Learning rates that are too large can prevent the network from converging, whereas too small can result in the outputs taking a long time to converge. The paper proposes experimenting with rates between [0,1] (0.001,0.01,0.1,1). Learning rate should be decreased if the network seems to get stuck in a region, and can be decreased dynamically according to a schedule.
Overfitting can be a problem in neural network models as the models have many parameters. This can be mitigated by regularization, such as placing a penalty on parameters with large values by adding a multiple of the L2 norm of the parameters to the function being minimized.
Model Cascading is a technique where large networks are built from smaller networks. Hidden layers of smaller networks can be used as input to a larger network. This results in a very deep network, which can cause the vanishing gradient problem. This can be solved by training the networks separately before combining them for further training.
It is often important to understand the context around a word and not just the word itself. For this reason, context windows can be used. The size of this window has a strong effect on vector similarities. For instance, larger windows tend to produce topical similarities ("dog","bark","leash"). Smaller windows tend to produce more functional similarities ("Poodle","Pitbull","Rottweiler"). Positional contexts can also be considered so that words far from the focus word and those near are factored in differently (context word of "the" becomes "the:+2" to indicate that it is two positions to the right of the focus word).
Convolutional Neural Networks (CNN) are also important in modeling context. A CNN identifies local predictors in a large structure and combine them to produce a vector representation of the structure, keeping track of the local aspects that are most informative. This works by taking a window of words and transforming it into a vector the captures the most important properties. Vectors from multiple windows are combined into a single vector by taking the average or max value of each dimension. This way, the most important features from the windows can be focused on regardless of their location. Each dimension of the vector should capture a different kind of information. Additional context information may be preserved by k-max pooling, where the 'k' best elements in each dimension are retained instead of only the best one.
Recurrent Neural Networks (RNN) allow arbitrarily-sized structured inputs to be represented as a fixed-size vector, while preserving the structured properties.
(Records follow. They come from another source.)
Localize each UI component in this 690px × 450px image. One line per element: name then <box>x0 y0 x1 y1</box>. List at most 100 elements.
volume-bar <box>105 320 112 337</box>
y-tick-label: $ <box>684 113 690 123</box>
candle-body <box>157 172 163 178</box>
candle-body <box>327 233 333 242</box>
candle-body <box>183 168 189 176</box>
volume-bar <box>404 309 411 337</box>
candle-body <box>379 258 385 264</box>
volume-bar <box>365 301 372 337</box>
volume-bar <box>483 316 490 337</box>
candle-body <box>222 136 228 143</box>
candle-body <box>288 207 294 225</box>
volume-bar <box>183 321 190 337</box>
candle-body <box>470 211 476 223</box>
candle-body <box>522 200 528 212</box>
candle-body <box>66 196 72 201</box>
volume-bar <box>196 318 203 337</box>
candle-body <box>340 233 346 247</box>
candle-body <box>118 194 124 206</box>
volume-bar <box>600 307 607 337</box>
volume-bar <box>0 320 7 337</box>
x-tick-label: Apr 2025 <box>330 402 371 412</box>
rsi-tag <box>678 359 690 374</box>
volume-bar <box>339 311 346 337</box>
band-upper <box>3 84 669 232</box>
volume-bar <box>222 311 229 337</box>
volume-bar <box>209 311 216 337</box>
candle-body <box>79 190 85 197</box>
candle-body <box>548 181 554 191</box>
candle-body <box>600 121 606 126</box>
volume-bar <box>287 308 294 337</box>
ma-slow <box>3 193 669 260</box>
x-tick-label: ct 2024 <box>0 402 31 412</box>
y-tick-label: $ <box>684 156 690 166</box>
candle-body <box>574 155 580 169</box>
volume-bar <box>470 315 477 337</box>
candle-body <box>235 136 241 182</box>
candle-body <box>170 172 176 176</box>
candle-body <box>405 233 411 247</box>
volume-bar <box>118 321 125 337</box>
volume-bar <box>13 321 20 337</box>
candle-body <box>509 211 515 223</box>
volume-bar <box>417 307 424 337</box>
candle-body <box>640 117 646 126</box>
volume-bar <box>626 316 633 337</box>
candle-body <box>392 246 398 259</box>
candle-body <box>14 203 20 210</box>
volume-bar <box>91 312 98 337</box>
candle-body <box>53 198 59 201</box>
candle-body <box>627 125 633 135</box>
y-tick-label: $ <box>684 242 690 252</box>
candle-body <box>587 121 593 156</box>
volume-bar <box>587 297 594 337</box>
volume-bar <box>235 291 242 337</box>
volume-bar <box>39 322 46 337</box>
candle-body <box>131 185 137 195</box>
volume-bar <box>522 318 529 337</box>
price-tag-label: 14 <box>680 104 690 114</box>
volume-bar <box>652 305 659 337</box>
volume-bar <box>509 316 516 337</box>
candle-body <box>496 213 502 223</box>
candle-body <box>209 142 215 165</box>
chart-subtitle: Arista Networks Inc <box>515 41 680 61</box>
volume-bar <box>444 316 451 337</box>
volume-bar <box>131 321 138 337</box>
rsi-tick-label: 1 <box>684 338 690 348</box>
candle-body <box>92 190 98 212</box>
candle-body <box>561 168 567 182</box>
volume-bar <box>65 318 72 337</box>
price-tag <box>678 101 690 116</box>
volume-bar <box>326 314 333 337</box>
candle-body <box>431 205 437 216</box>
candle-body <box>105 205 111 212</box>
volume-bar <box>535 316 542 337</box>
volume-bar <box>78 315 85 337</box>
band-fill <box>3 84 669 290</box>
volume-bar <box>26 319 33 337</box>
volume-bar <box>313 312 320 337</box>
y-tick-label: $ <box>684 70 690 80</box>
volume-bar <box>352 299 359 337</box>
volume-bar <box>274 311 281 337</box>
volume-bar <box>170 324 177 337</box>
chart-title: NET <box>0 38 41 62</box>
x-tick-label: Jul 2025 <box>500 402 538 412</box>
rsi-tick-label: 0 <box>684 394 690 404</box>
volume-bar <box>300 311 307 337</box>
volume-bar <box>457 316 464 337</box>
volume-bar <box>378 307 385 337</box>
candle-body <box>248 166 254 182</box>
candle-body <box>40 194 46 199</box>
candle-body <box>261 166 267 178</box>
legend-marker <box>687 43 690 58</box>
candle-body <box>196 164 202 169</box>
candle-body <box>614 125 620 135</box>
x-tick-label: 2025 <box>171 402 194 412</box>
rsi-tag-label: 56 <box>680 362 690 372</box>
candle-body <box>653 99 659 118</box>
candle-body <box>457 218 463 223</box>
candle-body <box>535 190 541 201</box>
The network is built by a recursively defined function that takes as an input a state vector si, and an input vector xi+1, and results in a new state vector si+1 and an output vector yi. See the figure below for a visual representation of this idea.
The RNN can be thought of as a very deep neural network, in which the same parameters are shared across many parts of the computation. A backpropagation algorithm can be used to compute the gradients with respect to the loss of the unrolled graph. This is known as backpropagation through time (BPTT).
Recursive Neural Networks (RecNN) is a generalization of the RNN from sequences to binary trees. The paper claims that this can be useful in language processing because it is often natural to work with tree structures, but I did not get a good sense of why this was important.